Le zéro absolu de la prévention.

Dans les entreprises qui vivent ce stade de maturité, vous entendrez des phrases comme "les accidents sont inévitables", "on ne fait pas d'omelette sans casser des œufs", "c'est le métier qui rentre" ou encore, mon préféré et néanmoins glaçant :

"Un bon ouvrier voit son sang tous les jours."

A ce stade, se blesser fait partie des choses normales, la sécurité n'est pas un sujet, ni pour la direction, ni pour les équipes. Elle ne l'est pour... personne.

Le boss

Ici, la sécurité devient un sujet, mais uniquement pour la Direction, et encore... très épisodiquement.

Lorsqu'un accident grave survient, la Direction veut montrer qu'elle fait quelque chose.

Sa motivation ? ne pas avoir de problème avec les "autorités", que celles-ci soit la Direction Générale, l'actionnaire, l'inspection du travail ou la Gendarmerie...

Et dès que la "menace" s'éloigne, tout le monde se remet au travail - le vrai travail - qui consiste à produire, livrer, etc...

En général, les informations remontent peu, il faut que l'accident soit grave pour que l'information circule ; les autres incidents, soins et presqu'accidents restent sous les radars.

On constate également à ce stade une méconnaissance générale des résultats sécurité. Demandez à la cantonade quelles sont les circonstances du dernier accident, et vous aurez autant de versions que de personnes qui vous répondent. Sommes-nous meilleurs ou pires que nos voisins, ou que la moyenne de notre industrie ? aucune idée.
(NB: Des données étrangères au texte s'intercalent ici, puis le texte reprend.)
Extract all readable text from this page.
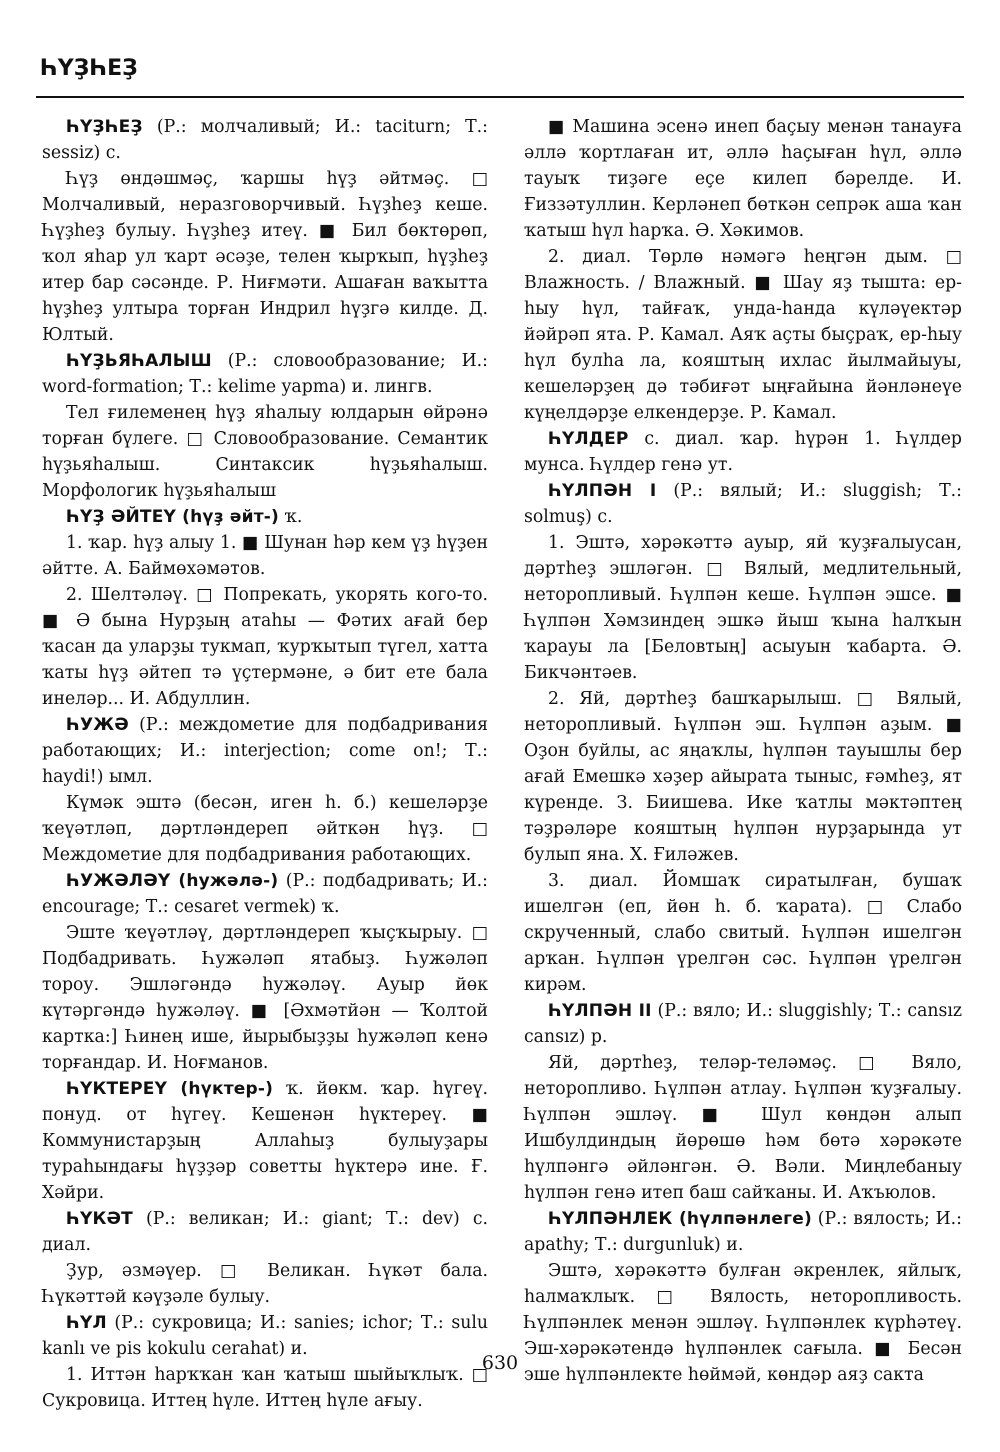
ҺҮҘҺЕҘ

ҺҮҘҺЕҘ (Р.: молчаливый; И.: taciturn; Т.: sessiz) с.

Һүҙ өндәшмәç, ҡаршы һүҙ әйтмәç. □ Молчаливый, неразговорчивый. Һүҙһеҙ кеше. Һүҙһеҙ булыу. Һүҙһеҙ итеү. ■ Бил бөктөрөп, ҡол яһар ул ҡарт әсәҙе, телен ҡырҡып, һүҙһеҙ итер бар сәсәнде. Р. Ниғмәти. Ашаған ваҡытта һүҙһеҙ ултыра торған Индрил һүҙгә килде. Д. Юлтый.

ҺҮҘЬЯҺАЛЫШ (Р.: словообразование; И.: word-formation; Т.: kelime yapma) и. лингв.

Тел ғилеменең һүҙ яһалыу юлдарын өйрәнә торған бүлеге. □ Словообразование. Семантик һүҙьяһалыш. Синтаксик һүҙьяһалыш. Морфологик һүҙьяһалыш

ҺҮҘ ӘЙТЕҮ (һүҙ әйт-) ҡ.

1. ҡар. һүҙ алыу 1. ■ Шунан һәр кем үҙ һүҙен әйтте. А. Баймөхәмәтов.

2. Шелтәләү. □ Попрекать, укорять кого-то. ■ Ә бына Нурҙың атаһы — Фәтих ағай бер ҡасан да уларҙы тукмап, ҡурҡытып түгел, хатта ҡаты һүҙ әйтеп тә үҫтермәне, ә бит ете бала инеләр... И. Абдуллин.

ҺУЖӘ (Р.: междометие для подбадривания работающих; И.: interjection; come on!; Т.: haydi!) ымл.

Күмәк эштә (бесән, иген һ. б.) кешеләрҙе ҡеүәтләп, дәртләндереп әйткән һүҙ. □ Междометие для подбадривания работающих.

ҺУЖӘЛӘҮ (һужәлә-) (Р.: подбадривать; И.: encourage; Т.: cesaret vermek) ҡ.

Эште ҡеүәтләү, дәртләндереп ҡыҫҡырыу. □ Подбадривать. Һужәләп ятабыҙ. Һужәләп тороу. Эшләгәндә һужәләү. Ауыр йөк күтәргәндә һужәләү. ■ [Әхмәтйән — Ҡолтой картка:] Һинең ише, йырыбыҙҙы һужәләп кенә торғандар. И. Ноғманов.

ҺҮКТЕРЕҮ (һүктер-) ҡ. йөкм. ҡар. һүгеү. понуд. от һүгеү. Кешенән һүктереү. ■ Коммунистарҙың Аллаһыҙ булыуҙары тураһындағы һүҙҙәр советты һүктерә ине. Ғ. Хәйри.

ҺҮКӘТ (Р.: великан; И.: giant; Т.: dev) с. диал.

Ҙур, әзмәүер. □ Великан. Һүкәт бала. Һүкәттәй кәүҙәле булыу.

ҺҮЛ (Р.: сукровица; И.: sanies; ichor; Т.: sulu kanlı ve pis kokulu cerahat) и.

1. Иттән һарҡҡан ҡан ҡатыш шыйыҡлыҡ. □ Сукровица. Иттең һүле. Иттең һүле ағыу.

■ Машина эсенә инеп баçыу менән танауға әллә ҡортлаған ит, әллә һаçыған һүл, әллә тауыҡ тиҙәге еçе килеп бәрелде. И. Ғиззәтуллин. Керләнеп бөткән сепрәк аша ҡан ҡатыш һүл һарҡа. Ә. Хәкимов.

2. диал. Төрлө нәмәгә һеңгән дым. □ Влажность. / Влажный. ■ Шау яҙ тышта: ер-һыу һүл, тайғаҡ, унда-һанда күләүектәр йәйрәп ята. Р. Камал. Аяҡ аçты быçраҡ, ер-һыу һүл булһа ла, кояштың ихлас йылмайыуы, кешеләрҙең дә тәбиғәт ыңғайына йәнләнеүе күңелдәрҙе елкендерҙе. Р. Камал.

ҺҮЛДЕР с. диал. ҡар. һүрән 1. Һүлдер мунса. Һүлдер генә ут.

ҺҮЛПӘН I (Р.: вялый; И.: sluggish; Т.: solmuş) с.

1. Эштә, хәрәкәттә ауыр, яй ҡуҙғалыусан, дәртһеҙ эшләгән. □ Вялый, медлительный, неторопливый. Һүлпән кеше. Һүлпән эшсе. ■ Һүлпән Хәмзиндең эшкә йыш ҡына һалҡын ҡарауы ла [Беловтың] асыуын ҡабарта. Ә. Бикчәнтәев.

2. Яй, дәртһеҙ башҡарылыш. □ Вялый, неторопливый. Һүлпән эш. Һүлпән аҙым. ■ Оҙон буйлы, ас яңаҡлы, һүлпән тауышлы бер ағай Емешкә хәҙер айырата тыныс, ғәмһеҙ, ят күренде. З. Биишева. Ике ҡатлы мәктәптең тәҙрәләре кояштың һүлпән нурҙарында ут булып яна. Х. Ғиләжев.

3. диал. Йомшаҡ сиратылған, бушаҡ ишелгән (еп, йөн һ. б. ҡарата). □ Слабо скрученный, слабо свитый. Һүлпән ишелгән арҡан. Һүлпән үрелгән сәс. Һүлпән үрелгән кирәм.

ҺҮЛПӘН II (Р.: вяло; И.: sluggishly; Т.: cansız cansız) р.

Яй, дәртһеҙ, теләр-теләмәç. □ Вяло, неторопливо. Һүлпән атлау. Һүлпән ҡуҙғалыу. Һүлпән эшләү. ■ Шул көндән алып Ишбулдиндың йөрөшө һәм бөтә хәрәкәте һүлпәнгә әйләнгән. Ә. Вәли. Миңлебаныу һүлпән генә итеп баш сайҡаны. И. Аҡъюлов.

ҺҮЛПӘНЛЕК (һүлпәнлеге) (Р.: вялость; И.: apathy; Т.: durgunluk) и.

Эштә, хәрәкәттә булған әкренлек, яйлыҡ, һалмаҡлыҡ. □ Вялость, неторопливость. Һүлпәнлек менән эшләү. Һүлпәнлек күрһәтеү. Эш-хәрәкәтендә һүлпәнлек сағыла. ■ Бесән эше һүлпәнлекте һөймәй, көндәр аяҙ сакта

630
De même, la conscience du risque est faible, et opérationnels et managers le minimisent allègrement en comptant sur leur bonne étoile. D'ailleurs, on n'a rien vécu de grave ces 10 dernières années, c'est bien la preuve que nos équipes sont professionnelles et savent ce qu'elles font !

Eux

A ce stade, si je demande qui est en charge de faire en sorte qu'on se blesse moins demain qu'hier, on me désignera "quelqu'un" du doigt, souvent une personne ou une équipe qu'on aura nommée pour être "responsable" de la sécurité.

C'est "eux".

Managers et opérateurs ont délégué à cette nouvelle ressource les tâches ingrates liées à la sécurité. Elle seule porte les principes généraux de la prévention édictés par le Code du Travail ; et si le site est certifié, elle se battra souvent seule pour éviter les non-conformités.

Caricature ? pas tant que ça...

La bonne nouvelle, c'est qu'au moins la sécurité commence à devenir un sujet dans l'entreprise, traduit dans les faits par des plans d'actions techniques, des règles et des procédures.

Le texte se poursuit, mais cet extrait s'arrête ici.